Energy and Climate Change
Renewable energy capacity overtakes coal
The International Energy Agency says that the world’s capacity to generate electricity from renewable sources has now overtaken coal. The IEA says in a new report that last year, renewables accounted for more than half of the increase in power capacity.
Australia’s coal seam gas emissions may be vastly underestimated – report
The coal-seam-gas industry could be vastly underestimating its emissions, jeopardising Australia’s commitments made at Paris and swamping any benefits gas has over coal, according to a landmark report by the Melbourne Energy Institute, commissioned by The Australia Institute. The report found the industry’s true emissions could easily amount to twice the emissions Australia has promised to cut by 2030.

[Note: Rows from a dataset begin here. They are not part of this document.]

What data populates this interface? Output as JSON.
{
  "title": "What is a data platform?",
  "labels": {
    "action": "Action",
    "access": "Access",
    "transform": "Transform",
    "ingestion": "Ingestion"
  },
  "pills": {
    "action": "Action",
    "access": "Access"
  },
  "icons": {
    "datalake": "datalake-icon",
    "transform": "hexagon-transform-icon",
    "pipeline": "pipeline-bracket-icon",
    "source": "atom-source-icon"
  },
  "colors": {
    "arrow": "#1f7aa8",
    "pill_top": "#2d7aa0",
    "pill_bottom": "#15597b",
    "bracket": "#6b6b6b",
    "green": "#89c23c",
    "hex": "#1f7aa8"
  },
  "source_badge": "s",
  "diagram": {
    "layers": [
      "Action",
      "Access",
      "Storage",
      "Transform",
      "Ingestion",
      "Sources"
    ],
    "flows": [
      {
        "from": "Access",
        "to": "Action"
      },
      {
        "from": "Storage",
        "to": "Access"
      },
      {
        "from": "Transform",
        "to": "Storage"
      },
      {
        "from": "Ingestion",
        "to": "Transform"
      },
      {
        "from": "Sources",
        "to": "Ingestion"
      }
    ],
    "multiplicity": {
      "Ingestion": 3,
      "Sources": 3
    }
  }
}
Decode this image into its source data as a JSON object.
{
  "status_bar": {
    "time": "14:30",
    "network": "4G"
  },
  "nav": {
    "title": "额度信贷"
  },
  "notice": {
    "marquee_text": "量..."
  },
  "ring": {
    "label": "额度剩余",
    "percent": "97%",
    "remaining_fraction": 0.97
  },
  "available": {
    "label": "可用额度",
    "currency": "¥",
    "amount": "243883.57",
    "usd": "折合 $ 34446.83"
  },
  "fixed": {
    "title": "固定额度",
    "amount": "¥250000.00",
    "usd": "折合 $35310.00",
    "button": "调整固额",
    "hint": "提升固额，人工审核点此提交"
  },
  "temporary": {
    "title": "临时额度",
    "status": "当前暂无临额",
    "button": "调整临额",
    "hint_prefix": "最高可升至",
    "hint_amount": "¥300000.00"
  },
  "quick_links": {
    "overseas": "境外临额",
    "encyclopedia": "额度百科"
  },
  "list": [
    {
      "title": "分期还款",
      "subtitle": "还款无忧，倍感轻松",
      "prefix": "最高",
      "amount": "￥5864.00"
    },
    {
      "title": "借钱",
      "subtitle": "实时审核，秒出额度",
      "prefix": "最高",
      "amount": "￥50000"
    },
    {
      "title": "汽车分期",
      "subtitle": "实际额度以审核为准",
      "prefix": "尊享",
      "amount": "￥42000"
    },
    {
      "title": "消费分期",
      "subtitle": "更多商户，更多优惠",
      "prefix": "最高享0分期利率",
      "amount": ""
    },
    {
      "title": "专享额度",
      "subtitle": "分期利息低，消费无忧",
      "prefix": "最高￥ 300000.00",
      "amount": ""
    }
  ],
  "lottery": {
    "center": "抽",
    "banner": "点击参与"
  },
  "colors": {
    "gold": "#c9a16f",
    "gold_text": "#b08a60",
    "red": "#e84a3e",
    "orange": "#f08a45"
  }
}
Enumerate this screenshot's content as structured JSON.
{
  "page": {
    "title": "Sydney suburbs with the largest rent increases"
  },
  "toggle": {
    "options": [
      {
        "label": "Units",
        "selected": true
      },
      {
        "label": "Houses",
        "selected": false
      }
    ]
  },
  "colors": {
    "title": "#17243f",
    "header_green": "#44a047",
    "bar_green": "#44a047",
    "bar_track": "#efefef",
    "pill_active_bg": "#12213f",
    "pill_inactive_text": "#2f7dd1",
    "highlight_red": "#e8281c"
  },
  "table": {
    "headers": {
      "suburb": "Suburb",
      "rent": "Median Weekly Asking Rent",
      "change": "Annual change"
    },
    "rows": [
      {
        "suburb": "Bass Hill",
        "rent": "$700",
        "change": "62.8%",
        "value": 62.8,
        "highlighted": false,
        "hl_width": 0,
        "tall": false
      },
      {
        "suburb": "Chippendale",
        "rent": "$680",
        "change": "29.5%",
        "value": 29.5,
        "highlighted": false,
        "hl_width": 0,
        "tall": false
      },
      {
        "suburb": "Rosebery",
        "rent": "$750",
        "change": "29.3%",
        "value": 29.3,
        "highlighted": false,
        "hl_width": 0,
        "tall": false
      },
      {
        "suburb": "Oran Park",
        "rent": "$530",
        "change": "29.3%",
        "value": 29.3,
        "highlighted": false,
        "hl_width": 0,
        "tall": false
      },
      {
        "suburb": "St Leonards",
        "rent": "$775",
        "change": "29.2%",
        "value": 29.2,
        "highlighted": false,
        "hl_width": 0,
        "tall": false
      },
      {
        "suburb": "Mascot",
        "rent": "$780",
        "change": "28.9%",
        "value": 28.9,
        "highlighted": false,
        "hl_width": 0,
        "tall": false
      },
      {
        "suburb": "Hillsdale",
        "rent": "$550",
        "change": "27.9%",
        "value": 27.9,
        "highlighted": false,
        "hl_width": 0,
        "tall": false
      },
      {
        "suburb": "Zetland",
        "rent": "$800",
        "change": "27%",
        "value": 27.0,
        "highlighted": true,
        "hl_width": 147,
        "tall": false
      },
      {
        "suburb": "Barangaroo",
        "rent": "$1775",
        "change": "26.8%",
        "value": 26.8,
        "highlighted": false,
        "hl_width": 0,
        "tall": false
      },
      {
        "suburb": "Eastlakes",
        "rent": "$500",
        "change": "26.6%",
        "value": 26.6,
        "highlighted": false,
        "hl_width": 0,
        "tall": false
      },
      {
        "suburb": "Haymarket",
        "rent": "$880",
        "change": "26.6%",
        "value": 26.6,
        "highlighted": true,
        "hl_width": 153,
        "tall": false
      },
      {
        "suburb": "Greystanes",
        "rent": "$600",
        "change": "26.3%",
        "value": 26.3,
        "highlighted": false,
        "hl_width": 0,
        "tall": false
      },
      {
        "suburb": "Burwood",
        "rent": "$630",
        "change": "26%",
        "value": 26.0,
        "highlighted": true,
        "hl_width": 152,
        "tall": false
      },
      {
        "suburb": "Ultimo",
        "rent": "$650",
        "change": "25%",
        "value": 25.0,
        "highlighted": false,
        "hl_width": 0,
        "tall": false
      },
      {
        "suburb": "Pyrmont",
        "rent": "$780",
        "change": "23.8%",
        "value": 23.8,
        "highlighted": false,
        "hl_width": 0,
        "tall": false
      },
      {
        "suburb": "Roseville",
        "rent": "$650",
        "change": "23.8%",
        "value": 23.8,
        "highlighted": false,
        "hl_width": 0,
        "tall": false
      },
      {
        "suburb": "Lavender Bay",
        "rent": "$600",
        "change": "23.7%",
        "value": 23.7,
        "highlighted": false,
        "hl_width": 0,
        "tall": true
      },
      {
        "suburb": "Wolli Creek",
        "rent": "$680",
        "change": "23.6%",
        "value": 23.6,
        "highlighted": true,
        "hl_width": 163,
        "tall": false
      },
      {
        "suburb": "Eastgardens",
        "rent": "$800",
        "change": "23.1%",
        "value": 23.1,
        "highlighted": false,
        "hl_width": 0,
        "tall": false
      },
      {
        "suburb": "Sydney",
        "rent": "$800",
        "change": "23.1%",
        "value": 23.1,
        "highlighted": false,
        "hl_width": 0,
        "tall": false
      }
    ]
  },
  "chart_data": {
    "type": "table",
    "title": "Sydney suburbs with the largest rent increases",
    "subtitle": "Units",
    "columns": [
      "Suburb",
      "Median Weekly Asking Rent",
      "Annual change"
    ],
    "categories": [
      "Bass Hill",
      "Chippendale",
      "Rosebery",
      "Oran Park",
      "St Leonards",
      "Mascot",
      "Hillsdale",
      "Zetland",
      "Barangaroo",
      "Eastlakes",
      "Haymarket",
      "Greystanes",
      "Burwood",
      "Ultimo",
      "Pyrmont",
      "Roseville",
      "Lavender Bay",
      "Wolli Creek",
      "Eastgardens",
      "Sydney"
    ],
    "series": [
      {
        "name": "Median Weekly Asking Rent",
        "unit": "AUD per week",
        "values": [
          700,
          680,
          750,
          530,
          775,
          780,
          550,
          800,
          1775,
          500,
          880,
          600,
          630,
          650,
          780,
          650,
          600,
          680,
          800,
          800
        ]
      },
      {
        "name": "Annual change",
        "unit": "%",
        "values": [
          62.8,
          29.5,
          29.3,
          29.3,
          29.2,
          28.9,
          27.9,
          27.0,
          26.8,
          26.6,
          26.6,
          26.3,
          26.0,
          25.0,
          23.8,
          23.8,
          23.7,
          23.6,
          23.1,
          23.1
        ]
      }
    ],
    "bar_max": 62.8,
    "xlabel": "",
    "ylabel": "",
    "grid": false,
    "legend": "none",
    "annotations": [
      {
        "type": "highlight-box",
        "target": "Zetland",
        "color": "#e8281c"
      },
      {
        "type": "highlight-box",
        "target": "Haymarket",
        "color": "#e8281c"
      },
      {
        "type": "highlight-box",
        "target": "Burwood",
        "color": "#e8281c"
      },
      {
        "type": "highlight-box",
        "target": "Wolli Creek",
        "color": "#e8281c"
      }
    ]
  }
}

Solar energy developers attracted to Port Augusta after power station’s closure
Solar energy developers are honing their attention on the South Australian city of Port Augusta after the community’s economy took a hit when its largest employer, Alinta Energy, closed its coal-fired power station. For the past five years, the community has been pushing for a transition from coal to renewable energy, which is now steps closer to becoming reality.
Environment and Biodiversity
Why Global Warming Hits the Arctic Harder Than Anywhere Else
In his new documentary, Before the Flood, Leonardo DiCaprio takes viewers on an eye-opening tour of how climate change is affecting the planet’s oceans right now, from rising seas threatening Miami to the perilously melting Arctic. One of the experts DiCaprio meets in the film is Enric Sala, a marine biologist and National Geographic explorer-in-residence. Sala is working to study, document, and protect some of the most biologically important areas of the ocean through the Pristine Seas project. We spoke with Sala about his work and role in the new film.
Northern Great Barrier Reef coral bleaching damage worse, surveys suggest
Fresh surveys of the Great Barrier Reef six months on from a mass coral bleaching have found large-scale damage north of Cairns, where a growing coral death rate due to heat stress is being exacerbated by disease and predators, scientists say. Researchers from the Australian Research Council Centre of Excellence for Coral Reef Studies have released a map with new pictures and video that show the aftermath of the extreme underwater heatwave last summer.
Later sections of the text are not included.